Spanning Böttner’s 16-year profession, the present additionally highlights just a few sequence of photo-based works in addition to ephemera from performances, together with footage, pictures, and posters. A video of her 1987 efficiency Venus de Milo, a landmark work of incapacity tradition, exhibits Böttner coated in a positive layer of white plaster and standing on a platform with a material draped over her decrease physique. For greater than 20 minutes, she holds a pose resembling that of the titular armless statue. Earlier than descending the rostrum and exiting stage left, Böttner asks the viewers, in German, “Effectively, what would you say if the art work strikes of its personal accord?” This wry piece retools the politics of staring, calling consideration to how impairment can appear downright romantic as a metaphor, or when depicted in artwork or steered by ruins, whereas in every day life, visibly disabled persons are typically gawked at or shunned.

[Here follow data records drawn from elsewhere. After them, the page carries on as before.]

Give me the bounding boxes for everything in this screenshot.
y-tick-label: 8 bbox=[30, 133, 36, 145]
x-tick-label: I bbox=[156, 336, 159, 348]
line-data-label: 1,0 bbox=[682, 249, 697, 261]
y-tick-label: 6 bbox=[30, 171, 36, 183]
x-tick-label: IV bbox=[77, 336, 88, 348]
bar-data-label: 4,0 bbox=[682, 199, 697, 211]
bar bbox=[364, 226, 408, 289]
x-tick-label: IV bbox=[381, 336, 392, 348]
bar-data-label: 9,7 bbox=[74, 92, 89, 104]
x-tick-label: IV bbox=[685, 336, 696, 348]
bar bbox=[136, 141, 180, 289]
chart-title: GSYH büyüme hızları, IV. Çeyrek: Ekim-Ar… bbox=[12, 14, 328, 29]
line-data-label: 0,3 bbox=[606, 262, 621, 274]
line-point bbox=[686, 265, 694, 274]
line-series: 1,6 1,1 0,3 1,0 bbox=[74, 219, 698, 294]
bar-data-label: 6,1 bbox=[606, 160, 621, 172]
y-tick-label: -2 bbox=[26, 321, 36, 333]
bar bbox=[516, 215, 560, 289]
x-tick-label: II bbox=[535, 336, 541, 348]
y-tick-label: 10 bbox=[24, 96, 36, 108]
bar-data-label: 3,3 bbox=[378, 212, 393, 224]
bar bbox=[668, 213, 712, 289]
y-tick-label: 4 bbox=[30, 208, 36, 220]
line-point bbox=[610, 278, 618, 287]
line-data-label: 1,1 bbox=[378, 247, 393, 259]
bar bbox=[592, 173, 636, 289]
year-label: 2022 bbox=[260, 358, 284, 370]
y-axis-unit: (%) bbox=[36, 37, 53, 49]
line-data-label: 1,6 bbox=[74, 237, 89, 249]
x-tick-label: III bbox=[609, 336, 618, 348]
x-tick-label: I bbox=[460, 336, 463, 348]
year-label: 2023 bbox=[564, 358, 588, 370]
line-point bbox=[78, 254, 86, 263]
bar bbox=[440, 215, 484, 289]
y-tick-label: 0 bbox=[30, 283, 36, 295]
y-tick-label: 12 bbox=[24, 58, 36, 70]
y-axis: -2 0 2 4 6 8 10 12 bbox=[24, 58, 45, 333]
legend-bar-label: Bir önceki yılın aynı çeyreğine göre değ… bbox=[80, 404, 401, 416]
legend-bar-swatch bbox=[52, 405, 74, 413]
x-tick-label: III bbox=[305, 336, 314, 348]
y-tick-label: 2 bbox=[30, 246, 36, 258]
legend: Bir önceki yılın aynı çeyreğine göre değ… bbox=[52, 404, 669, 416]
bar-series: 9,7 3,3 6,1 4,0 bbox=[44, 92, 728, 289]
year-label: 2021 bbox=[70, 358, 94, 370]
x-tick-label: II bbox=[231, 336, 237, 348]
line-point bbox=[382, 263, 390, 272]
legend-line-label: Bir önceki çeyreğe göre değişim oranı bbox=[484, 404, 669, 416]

But for all that Böttner’s artwork did to boldly resist what artist David Hevey calls “enfreakment”—the ableist tendency to view disabled folks as oddities or spectacles—curator Paul B. Preciado undermines the artist’s efforts along with his irritating framing of the exhibition. He devotes substantial gallery house to archival footage and pictures of the artist at work alongside the works themselves. But Böttner’s portraits are so robust exactly as a result of they transcend the patronizingly simplistic thought {that a} disabled particular person can in truth do issues. Most perplexing is the inclusion of {a photograph} of Frida Kahlo portray in mattress, introduced in a vitrine with out a lot context, although the brochure informs guests that Böttner as soon as painted a unibrow on her face as an homage to her disabled predecessor.
Preciado’s angle appears echoed in a reminiscence that the artist remembers in a 1991 documentary by Michael Stahlberg on view right here: in artwork faculty in Kassel, a professor informed her that every thing she did was a efficiency. Böttner appeared unfazed—she was most likely used to such feedback—however I discovered the assertion maddening. The present, in actually placing footage of Böttner making drawings on a pedestal, elides distinctions between artworks and lodging. Among the many handful of works depicting slightly than by Böttner is a 1991 Faber Castell business through which she starred. In fact, Böttner selected to take part in these representations—Preciado even calls them “collaborations”—and he or she did stage performances of herself drawing, however we can’t know to what diploma every expertise was empowering, undertaken out of monetary want, or a fancy mixture of the 2. The curator says that Böttner “invoke[s] the age-old practices of disabled artists performing in public for financial survival,” however I’m unconvinced. Might she have had the requisite distance to “invoke” this historical past critically, or did she herself expertise stress to carry out, having lived in a context the place most disabled folks have been institutionalized and confronted extraordinarily restricted employment alternatives? Why not, I puzzled, focus solely on her self-representations, which, on the subject of disabled folks, are so few and much between in museums?
It’s straightforward to see how the essential notion that gender is all the time a efficiency resonates with each Böttner and Preciado. However the thought can’t be so simply transposed to incapacity, the place resistance to staring and to freak exhibits pervade the politics. In gentle of this curatorial framing, it’s no surprise that the overwhelming majority of disabled artists in the present day veer away from portraiture and figuration. Self-representation could be so simply undermined by institutional framing.